Jesús sabía como hallar la felicidad y la paz. Y señalaba un recorrido hecho de: “dar al otro lo que te gustaría que fuese para tí o que a ti te dieran”. Ahora bien si nos empeñamos en hacer otra cosa distinta, Él no juzga y no condena. Advierte que en la dirección contraria no te sentirás bien y no serás apto para El reino de los Cielos.

Y ojito con esa palabra:

NO SER APTO sólo significa que ahora, aun llevas demasiado peso, porque al Cielo terrenal o divino, se entra sin maletas. ¿Quieres o no el Cielo? ¿Estás dispuesto o no a soltar tus maletas? El apto sólo lleva su afán por acoger todo lo vivido y todo lo que es él/ella y los demás y ver que cada cosa cumple o es una buena forma para encontrar luz.

AGOTA LLEVAR MALETAS y AGOTADOS VEMOS DIFUSA LA LUZ QUE SIEMPRE ESTUVO Y ESTÁ.

El apto no lleva carnet de identidad. Ya no la tiene. Es y se siente lo mismo con todos pues en todos se reconoce.Ni posee nada, ni pide nada, porque tenga o no cosas, lo tiene TODO. Valora cada aspecto de la vida y se entrega a ello totalmente. Por eso puede abrirse a nuevas, realmente nuevas experiencias. Estar en la tierra es repetir un juego que hemos vivido tantas veces…Sólo cambia el personaje que representa uno …Por lo demás vivirás el bien y el mal.
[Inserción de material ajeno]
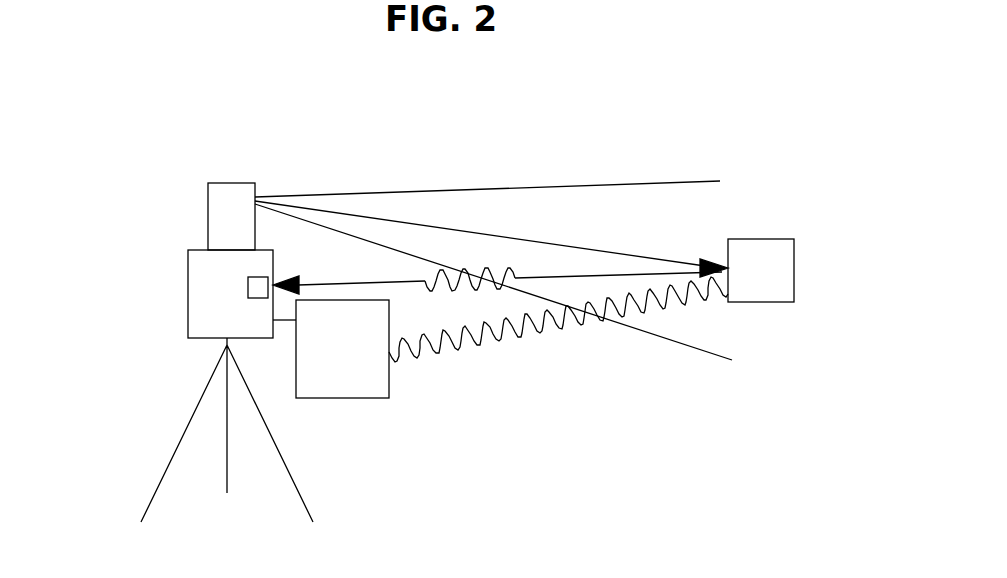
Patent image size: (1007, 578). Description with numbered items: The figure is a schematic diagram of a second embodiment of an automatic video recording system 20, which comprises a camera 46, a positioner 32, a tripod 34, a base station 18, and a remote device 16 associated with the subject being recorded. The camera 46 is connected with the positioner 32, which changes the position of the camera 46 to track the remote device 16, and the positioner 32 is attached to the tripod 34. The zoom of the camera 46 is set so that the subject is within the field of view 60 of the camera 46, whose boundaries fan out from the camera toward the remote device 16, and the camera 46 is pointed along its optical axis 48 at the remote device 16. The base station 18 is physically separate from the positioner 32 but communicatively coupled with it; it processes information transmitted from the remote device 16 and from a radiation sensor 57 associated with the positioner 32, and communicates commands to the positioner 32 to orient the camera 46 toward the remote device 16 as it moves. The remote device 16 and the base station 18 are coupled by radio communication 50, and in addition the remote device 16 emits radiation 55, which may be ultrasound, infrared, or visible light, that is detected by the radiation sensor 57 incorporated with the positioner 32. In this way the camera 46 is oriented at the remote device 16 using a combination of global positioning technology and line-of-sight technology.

The remote device 16 is at (771, 253).
The base station 18 is at (362, 385).
The automatic video recording system 20 is at (548, 508).
The positioner 32 is at (223, 297).
The tripod 34 is at (180, 440).
The camera 46 is at (223, 219).
The optical axis 48 is at (570, 247).
The radio communication 50 is at (490, 327).
The radiation 55 is at (378, 282).
The radiation sensor 57 is at (258, 277).
The field of view 60 is at (525, 185).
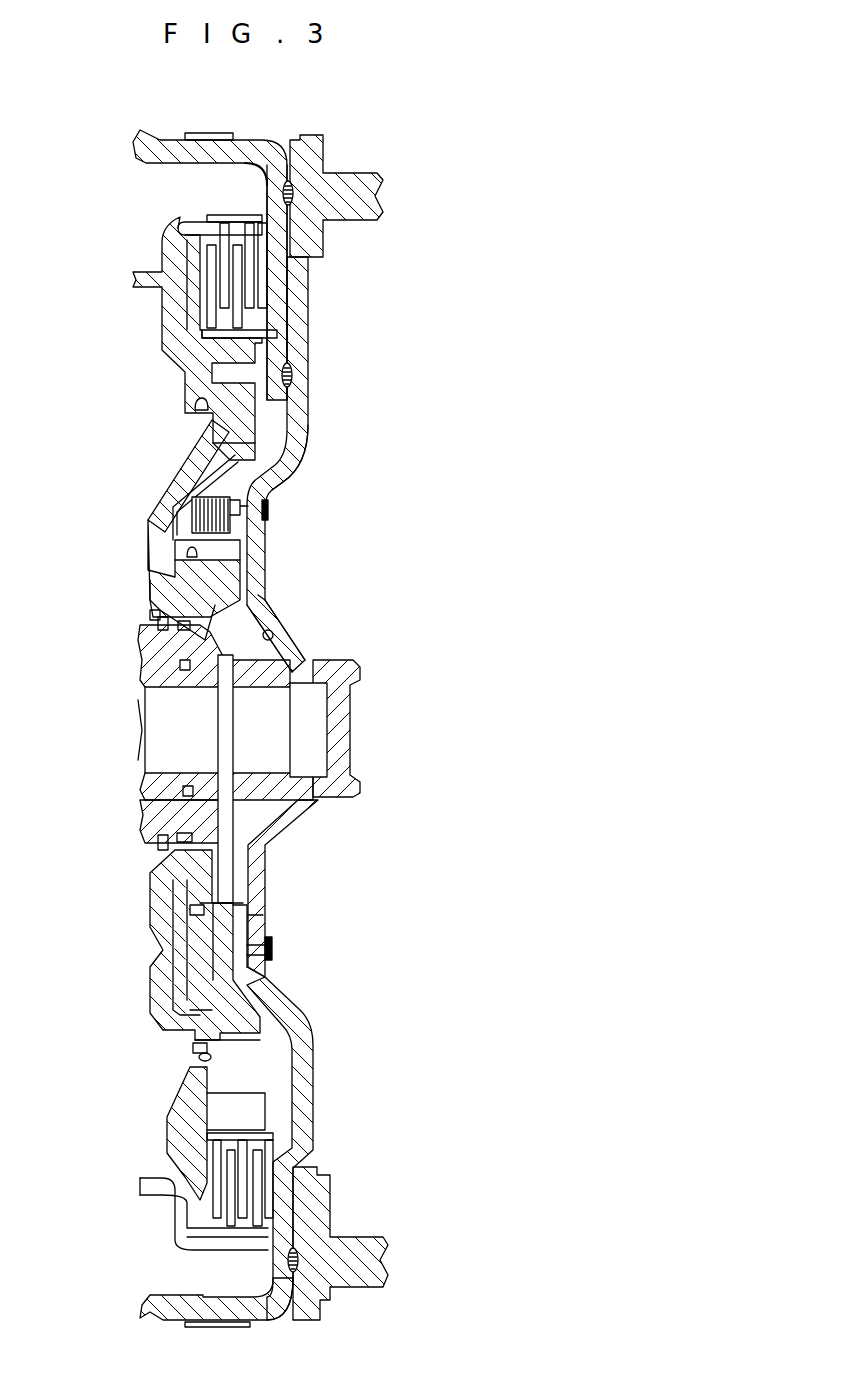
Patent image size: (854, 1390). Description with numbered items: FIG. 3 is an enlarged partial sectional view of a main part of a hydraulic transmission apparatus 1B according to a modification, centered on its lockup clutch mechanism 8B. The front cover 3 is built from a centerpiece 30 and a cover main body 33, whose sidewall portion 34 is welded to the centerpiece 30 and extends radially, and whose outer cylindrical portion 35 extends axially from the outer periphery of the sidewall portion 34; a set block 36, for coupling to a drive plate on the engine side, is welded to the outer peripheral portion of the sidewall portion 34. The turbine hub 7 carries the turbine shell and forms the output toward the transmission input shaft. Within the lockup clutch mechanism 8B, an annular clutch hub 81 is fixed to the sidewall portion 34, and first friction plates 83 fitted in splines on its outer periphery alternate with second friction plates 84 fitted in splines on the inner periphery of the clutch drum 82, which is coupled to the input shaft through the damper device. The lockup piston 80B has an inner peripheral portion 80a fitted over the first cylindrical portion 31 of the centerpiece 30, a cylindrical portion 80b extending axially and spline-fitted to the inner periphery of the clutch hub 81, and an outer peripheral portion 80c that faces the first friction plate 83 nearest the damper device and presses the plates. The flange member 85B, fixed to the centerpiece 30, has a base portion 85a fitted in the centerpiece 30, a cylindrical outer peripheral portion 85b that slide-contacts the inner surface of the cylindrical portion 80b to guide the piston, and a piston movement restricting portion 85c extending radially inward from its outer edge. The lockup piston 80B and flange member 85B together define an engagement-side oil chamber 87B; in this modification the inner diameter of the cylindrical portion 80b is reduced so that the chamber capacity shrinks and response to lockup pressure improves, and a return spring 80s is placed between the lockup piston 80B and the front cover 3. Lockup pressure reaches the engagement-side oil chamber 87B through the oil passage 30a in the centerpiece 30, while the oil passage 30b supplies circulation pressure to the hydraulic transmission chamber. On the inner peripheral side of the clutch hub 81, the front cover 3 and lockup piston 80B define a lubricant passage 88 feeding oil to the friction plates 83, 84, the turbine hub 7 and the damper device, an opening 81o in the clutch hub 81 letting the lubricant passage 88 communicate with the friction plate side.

The hydraulic transmission apparatus 1B is at (318, 1045).
The front cover 3 is at (272, 520).
The turbine hub 7 is at (232, 800).
The lockup clutch mechanism 8B is at (240, 210).
The centerpiece 30 is at (343, 665).
The oil passage 30a is at (279, 663).
The oil passage 30b is at (232, 870).
The first cylindrical portion 31 is at (255, 920).
The cover main body 33 is at (312, 372).
The sidewall portion 34 is at (300, 442).
The outer cylindrical portion 35 is at (243, 148).
The set block 36 is at (353, 182).
The lockup piston 80B is at (162, 337).
The inner peripheral portion 80a is at (180, 905).
The cylindrical portion 80b is at (185, 1072).
The outer peripheral portion 80c is at (185, 1180).
The return spring 80s is at (262, 548).
The clutch hub 81 is at (295, 334).
The opening 81o is at (303, 1172).
The clutch drum 82 is at (197, 217).
The first friction plates 83 is at (235, 296).
The second friction plates 84 is at (262, 242).
The flange member 85B is at (160, 457).
The base portion 85a is at (155, 848).
The cylindrical outer peripheral portion 85b is at (190, 1043).
The piston movement restricting portion 85c is at (190, 1012).
The engagement-side oil chamber 87B is at (245, 883).
The lubricant passage 88 is at (234, 977).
Y reconocerás el dolor, sentirás abandono y lucharás por un mundo diferente, en este mundo que se autocopia constantemente con pequeñas variaciones.

¿Y es condenable seguir en la tierra? Jesús no lo condena. Pero tu sí te volverás a sentir inadecuado, inmerecedor de la felicidad plena y culpable de vaya usted a saber que error imposible.

Tesuvah es pues como decirte: SE LISTO. Es ir a dónde tu alma te pide ir sin sufrir ya más el desconsuelo de la incomprensión de las situaciones o de tus interiores. Jesús no despreció a los que caminaban en sentido contrario al Cielo. Jamás. Él nunca condenó nada pues para Él todo era Dios.

Asi pues, valora si quieres ser fulano o quieres ser amor y paz. Y cuando elijas, llegarás a donde quieres si empeñas en ello tu confianza y voluntad férreas.Llegarás o continuarás otra vez en el mundo, o al Cielo, esa nueva tierra que ya existe, donde muchos vivimos ya y llamamos mundo nuevo.

Depende de lo que tu elijas, de dónde sitúes tu voluntad y confianza…Aunque NADA, NI NADIE condenará tu alma por elegir seguir sufriendo.

Yo, ya he elegido y te confirmo que el mundo nuevo está también aquí y es real.